Albo Jezus, albo…
Nie przyszedłem przynieść pokoju, ale miecz. Mt 10, 34 – 11, 1
Są wakacje, czas taki trochę sielankowy, a tymczasem Jezus wypowiada słowa, które mają na celu potrząśnięcie mną. On wcale nie przyszedł przynieść ziemi pokoju. Modlimy się o ten pokój, bardzo go pragniemy, a jednak… Jezus przynosi miecz. I bynajmniej nie leży to w Jego intencji, tak przynajmniej mi się wydaje. To po prostu naturalna konsekwencja przyjęcia lub odrzucenia Jego osoby.
Przypomniałem sobie dzisiaj różne ankiety i sondaże, w których pytano ludzi o to, co dla nich w życiu jest najważniejsze. Niektórzy odpowiadali, że życie, inny że rodzina, jeszcze inni że zdrowie jest ważne (już tyle razy słyszałem przy okazji rozmaitych życzeń, że „jak jest zdrowie, to wszystko inne też będzie”). Tymczasem Jezus przewraca to wszystko do góry nogami.
Zobaczyłem dziś, że potrzebuję na nowo zajrzeć do mego serca i sprawdzić moją hierarchię wartości. Bo jeśli stawiam coś choćby na równi z Jezusem, to nie jestem Go godzien. Wręcz grozi mi stanie się bałwochwalcą. I to najczęściej ukrytym, pod płaszczykiem pobożności. Słowa Jezusa są bardzo radykalne i jako takie należy je odczytać i przyjąć. Ani więzi rodzinne, ani zdrowie, ani nawet własne życie nie może być postawione ponad Boga. Ładnie ujął to św. Ignacy, kiedy napisał, by nie pragnąć więcej zdrowia niż choroby, życia długiego niż krótkiego, zaszczytów niż wzgardy [Ćwiczenia Duchowe, 23]. Mam pragnąć więcej tego, co bardziej prowadzi mnie do celu mojego życia, czyli do zbawienia, do życia złożonego całkowicie w ręce Boga.

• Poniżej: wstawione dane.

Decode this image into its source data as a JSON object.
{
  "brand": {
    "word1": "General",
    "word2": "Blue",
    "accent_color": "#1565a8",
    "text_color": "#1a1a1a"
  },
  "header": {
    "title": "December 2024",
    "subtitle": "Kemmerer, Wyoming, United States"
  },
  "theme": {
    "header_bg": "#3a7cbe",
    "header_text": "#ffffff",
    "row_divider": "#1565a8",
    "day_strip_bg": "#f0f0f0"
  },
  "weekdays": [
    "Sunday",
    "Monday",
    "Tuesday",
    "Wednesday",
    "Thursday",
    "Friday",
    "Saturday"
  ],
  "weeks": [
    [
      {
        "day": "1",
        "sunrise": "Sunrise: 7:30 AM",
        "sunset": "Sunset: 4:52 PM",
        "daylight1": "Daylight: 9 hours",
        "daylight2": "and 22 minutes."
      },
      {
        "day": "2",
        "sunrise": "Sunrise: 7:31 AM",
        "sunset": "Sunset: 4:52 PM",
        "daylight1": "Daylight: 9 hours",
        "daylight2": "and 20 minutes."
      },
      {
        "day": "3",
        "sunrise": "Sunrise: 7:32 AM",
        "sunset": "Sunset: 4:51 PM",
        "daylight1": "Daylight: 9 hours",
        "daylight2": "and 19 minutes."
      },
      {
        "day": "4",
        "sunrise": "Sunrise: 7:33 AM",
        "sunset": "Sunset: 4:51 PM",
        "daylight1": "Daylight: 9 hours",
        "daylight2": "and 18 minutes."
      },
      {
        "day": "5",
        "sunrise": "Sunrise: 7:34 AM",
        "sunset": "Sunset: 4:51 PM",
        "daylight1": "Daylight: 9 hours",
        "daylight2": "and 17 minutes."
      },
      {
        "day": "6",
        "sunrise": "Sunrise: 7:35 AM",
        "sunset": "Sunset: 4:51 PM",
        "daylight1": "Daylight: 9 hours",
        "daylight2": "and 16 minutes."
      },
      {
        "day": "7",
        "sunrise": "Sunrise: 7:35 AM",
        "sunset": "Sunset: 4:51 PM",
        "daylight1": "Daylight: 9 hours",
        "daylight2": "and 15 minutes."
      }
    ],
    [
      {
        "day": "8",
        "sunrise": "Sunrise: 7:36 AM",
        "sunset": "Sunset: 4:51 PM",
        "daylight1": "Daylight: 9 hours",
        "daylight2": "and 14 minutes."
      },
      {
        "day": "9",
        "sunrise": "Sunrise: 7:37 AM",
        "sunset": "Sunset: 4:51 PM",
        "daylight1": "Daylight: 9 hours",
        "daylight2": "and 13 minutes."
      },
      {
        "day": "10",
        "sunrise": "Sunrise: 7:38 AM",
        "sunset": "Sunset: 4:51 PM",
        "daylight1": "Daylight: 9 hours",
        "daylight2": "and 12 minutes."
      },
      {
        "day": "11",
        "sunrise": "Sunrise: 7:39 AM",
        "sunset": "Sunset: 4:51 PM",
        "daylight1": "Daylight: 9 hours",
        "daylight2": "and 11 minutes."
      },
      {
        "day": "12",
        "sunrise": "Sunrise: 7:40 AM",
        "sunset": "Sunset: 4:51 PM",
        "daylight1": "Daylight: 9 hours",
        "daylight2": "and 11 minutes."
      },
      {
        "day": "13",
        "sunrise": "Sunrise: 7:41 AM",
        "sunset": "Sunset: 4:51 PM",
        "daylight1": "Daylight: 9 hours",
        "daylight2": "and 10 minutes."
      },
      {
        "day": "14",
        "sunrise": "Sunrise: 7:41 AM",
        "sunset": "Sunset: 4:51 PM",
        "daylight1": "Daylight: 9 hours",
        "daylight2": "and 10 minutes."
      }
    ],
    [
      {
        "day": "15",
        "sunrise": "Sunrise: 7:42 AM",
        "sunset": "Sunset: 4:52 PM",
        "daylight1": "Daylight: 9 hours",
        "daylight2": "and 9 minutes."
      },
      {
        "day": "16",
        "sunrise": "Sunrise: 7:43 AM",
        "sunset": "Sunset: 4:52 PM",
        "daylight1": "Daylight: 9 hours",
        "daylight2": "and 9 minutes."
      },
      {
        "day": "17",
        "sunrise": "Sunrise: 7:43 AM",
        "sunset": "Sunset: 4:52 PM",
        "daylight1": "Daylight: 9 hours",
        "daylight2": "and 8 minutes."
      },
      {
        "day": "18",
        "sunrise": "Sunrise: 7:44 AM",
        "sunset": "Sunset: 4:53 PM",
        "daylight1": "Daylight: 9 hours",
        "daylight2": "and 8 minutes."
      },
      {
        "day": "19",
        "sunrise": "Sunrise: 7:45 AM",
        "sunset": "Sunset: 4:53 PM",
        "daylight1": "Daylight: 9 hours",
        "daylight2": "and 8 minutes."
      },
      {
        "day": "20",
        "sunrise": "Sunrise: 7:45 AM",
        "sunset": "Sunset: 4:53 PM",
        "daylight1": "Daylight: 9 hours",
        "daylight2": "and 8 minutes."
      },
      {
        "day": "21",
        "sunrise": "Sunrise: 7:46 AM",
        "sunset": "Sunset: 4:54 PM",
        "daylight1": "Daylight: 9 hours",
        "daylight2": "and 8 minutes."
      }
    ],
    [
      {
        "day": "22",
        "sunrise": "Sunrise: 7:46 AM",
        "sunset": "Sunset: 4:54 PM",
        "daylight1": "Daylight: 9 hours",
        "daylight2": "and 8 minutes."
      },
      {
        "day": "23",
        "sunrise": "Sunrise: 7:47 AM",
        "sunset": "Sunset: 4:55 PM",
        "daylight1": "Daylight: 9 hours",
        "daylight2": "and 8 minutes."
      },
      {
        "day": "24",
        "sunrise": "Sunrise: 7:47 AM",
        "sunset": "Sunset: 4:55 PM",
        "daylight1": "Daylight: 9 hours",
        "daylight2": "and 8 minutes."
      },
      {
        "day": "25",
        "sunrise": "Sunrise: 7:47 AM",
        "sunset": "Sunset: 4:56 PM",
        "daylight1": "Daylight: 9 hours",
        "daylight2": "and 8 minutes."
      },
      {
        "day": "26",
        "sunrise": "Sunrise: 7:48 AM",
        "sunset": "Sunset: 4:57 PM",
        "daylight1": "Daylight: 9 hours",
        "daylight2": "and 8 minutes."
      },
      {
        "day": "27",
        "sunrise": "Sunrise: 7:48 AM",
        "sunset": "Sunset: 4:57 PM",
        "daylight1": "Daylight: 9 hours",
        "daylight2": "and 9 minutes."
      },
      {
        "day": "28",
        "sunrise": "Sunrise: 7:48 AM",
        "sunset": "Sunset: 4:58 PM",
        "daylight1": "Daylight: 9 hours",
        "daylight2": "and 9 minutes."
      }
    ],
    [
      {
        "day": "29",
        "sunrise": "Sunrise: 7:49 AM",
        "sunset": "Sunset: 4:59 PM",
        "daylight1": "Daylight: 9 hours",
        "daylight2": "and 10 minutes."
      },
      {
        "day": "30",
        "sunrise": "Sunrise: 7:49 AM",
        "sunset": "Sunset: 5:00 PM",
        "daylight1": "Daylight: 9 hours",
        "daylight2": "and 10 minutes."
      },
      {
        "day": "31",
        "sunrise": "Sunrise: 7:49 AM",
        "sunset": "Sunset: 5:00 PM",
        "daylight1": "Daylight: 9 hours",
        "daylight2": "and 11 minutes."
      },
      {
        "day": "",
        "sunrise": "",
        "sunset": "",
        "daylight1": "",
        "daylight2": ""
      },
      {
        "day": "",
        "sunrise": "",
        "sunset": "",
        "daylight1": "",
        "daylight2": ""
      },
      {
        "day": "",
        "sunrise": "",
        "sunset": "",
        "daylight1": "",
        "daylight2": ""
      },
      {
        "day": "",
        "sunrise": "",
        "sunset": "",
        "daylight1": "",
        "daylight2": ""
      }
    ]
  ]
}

W teorii mi się to wszystko zgadza, gorzej z praktyką. Wielokrotnie łapię się na tym, że są momenty w moim życiu, kiedy coś innego, choćby na chwilę, przejmuje ster mego życia, wskakuje na tron i zaczyna rządzić mną i moim życiem. W imię jakichś wydumanych czasem potrzeb, w imię wygody czy doraźnej korzyści Bóg traci swoją pozycję absolutnego Pana i Zbawiciela, na rzecz jakiegoś wewnętrznego tyranicznego satrapy. A ja? Zaczynam powoli tracić siebie. Zmienia się wtedy (choćby odrobinkę) kierunek mego życia i wszystko zdąża ku powolnej zagładzie. Bo znaleźć moje życie mogę tylko wtedy, kiedy całkowicie je stracę dla Boga. I nie jest to droga tylko dla mnie – zakonnika. To droga dla każdego, kto nazywa siebie chrześcijaninem, uczniem Chrystusa.
Słowa Jezusa mogą nas wpędzać w kryzys. To dobrze. Bo nawet, gdy uświadamiam sobie, że On nie zawsze siedzi na tronie mego życia, to najważniejsze w tym momencie jest to, bym sobie to uświadomił. Bym stanął w prawdzie i bez gwałtownych ruchów pozwalał Bogu być… Bogiem we mnie, a więc by to On panował. Wiedząc równocześnie, że – jak to Jezus wyżej zapowiedział – nie będzie się to odbywało w „świętym spokoju”, lecz podczas walki, z mieczem w ręku. Zwycięzcą jestem wtedy, kiedy zwalniam miejsce Bogu w sobie, kiedy tracę coraz bardziej siebie na Jego rzecz – a nie, kiedy coś mi przybywa, czy kiedy coś zdobywam. Zdobywcą jest Bóg, a „polem walki” – moje serce.